Der ‚Datenkrake‘ zwingt zu einheitlichem Vorgehen

Die Neueinführung eines ERP-Systems führte für das Unternehmen unmittelbar zu einer Reihe von Vorteilen. Projektleiter Krause schätzt vor allem die Zentralisierung der Daten, die zu deutlich weniger Datenfehlern führt: „Ich sehe Dynamics NAV als Datenkrake. Der Konsens ‚alles kommt ins ERP-System‘ zwingt uns zu einer Strukturierung von Daten zu Datenformen und Normen, die eingehalten werden müssen. So schaffen wir dort einen zentralen Datenpool, den jeder nach seinen Aufgaben und Berechtigungen nutzen kann.“ Ein weiterer Fortschritt betrifft die bessere Ressourcenauslastung durch den Fertigungsleitstand und das Produktionsplanungssystem. Das Software-Modul visualisiert dabei zuverlässig alle Kapazitätsreserven. „Natürlich haben wir wie jeder Produktionsplaner die Möglichkeit der manuellen Umschichtung, der Fremdvergaben oder Sonderschichten“, betont Wendt. „Wir sehen das jetzt aber schon drei Wochen im Voraus“, sagt der Geschäftsführer.
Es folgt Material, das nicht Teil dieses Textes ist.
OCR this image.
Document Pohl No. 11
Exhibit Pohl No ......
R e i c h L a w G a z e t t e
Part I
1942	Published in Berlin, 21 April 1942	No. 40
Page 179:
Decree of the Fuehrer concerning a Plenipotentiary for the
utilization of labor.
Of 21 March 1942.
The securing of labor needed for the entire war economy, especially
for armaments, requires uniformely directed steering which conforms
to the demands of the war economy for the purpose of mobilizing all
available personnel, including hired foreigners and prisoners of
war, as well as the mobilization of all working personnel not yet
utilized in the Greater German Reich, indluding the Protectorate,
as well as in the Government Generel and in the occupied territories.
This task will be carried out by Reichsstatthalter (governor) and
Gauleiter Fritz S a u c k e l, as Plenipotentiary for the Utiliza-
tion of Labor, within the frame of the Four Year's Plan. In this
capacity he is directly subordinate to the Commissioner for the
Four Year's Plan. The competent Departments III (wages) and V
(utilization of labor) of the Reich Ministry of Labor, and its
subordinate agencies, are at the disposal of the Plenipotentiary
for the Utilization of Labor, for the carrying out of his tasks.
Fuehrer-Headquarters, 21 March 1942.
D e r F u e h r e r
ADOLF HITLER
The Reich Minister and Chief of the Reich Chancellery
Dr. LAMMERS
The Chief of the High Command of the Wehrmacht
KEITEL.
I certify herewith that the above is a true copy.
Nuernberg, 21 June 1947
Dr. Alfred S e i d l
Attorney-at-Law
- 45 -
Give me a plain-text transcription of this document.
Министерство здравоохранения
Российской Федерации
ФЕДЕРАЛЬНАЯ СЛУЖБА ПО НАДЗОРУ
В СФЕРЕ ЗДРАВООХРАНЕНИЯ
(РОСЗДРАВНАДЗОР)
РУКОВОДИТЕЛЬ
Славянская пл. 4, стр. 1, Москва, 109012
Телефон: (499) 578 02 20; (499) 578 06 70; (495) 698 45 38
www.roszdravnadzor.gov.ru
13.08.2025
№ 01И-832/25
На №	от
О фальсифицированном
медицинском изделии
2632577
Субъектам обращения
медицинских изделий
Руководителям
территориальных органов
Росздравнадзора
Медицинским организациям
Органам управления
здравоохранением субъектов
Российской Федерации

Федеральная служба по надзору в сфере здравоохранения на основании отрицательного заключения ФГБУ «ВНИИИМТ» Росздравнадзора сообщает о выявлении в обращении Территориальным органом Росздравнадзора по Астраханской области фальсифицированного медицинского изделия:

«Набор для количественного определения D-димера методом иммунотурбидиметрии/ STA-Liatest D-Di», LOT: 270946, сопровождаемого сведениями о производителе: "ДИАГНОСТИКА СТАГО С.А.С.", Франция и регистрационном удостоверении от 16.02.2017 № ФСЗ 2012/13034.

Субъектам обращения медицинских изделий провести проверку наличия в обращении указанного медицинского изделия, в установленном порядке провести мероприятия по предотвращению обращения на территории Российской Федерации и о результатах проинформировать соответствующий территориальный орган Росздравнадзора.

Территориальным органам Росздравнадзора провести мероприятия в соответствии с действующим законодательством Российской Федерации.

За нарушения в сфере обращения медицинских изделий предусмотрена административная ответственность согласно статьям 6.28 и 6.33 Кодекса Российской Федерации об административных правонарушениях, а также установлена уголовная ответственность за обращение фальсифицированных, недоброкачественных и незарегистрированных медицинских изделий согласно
Dass das System zudem die verschiedenen Mitarbeiterqualifikationen flexibel ausnutzt und diese entsprechend variabel einsetzt, sieht er als zusätzlichen Pluspunkt.

Grundlage für Produktionsmanagement in Echtzeit

Abfragen ermöglichen jederzeit Einblicke in die Projektstände, die Kosten und Zeiten, wie es vorher nie möglich war. Dadurch bieten sich Entscheidungsgrundlagen etwa für Kapazitätsanpassungen in Echtzeit. Die Wahl des IT-Partners hat dabei nach Einschätzung des Projektleiters klar zum Erfolg des Projekts ‚ERP‘ beigetragen: „Mit ihrem Produktions-Know-how waren die IT-Berater sehr schnell in der Lage, unsere Prozesse zu verstehen und deckten einige Schwachstellen bei uns auf. Außerdem trugen sie zu einer sinnvollen Priorisierung unserer Anforderungen bei“, bestätigt Krause die erfolgreiche Zusammenarbeit. Wendt fasst zusammen: „Auch wenn es im Laufe des Projekts – wie bei jedem Projekt dieser Größe – den einen oder anderen Engpass gegeben hat, so ist es am Ende doch eine echte Erfolgsstory.“ Daher wird ACTech noch im Jahr 2014 die Tools des IT-Dienstleisters für Personalzeit- und Betriebsdatenerfassung einführen.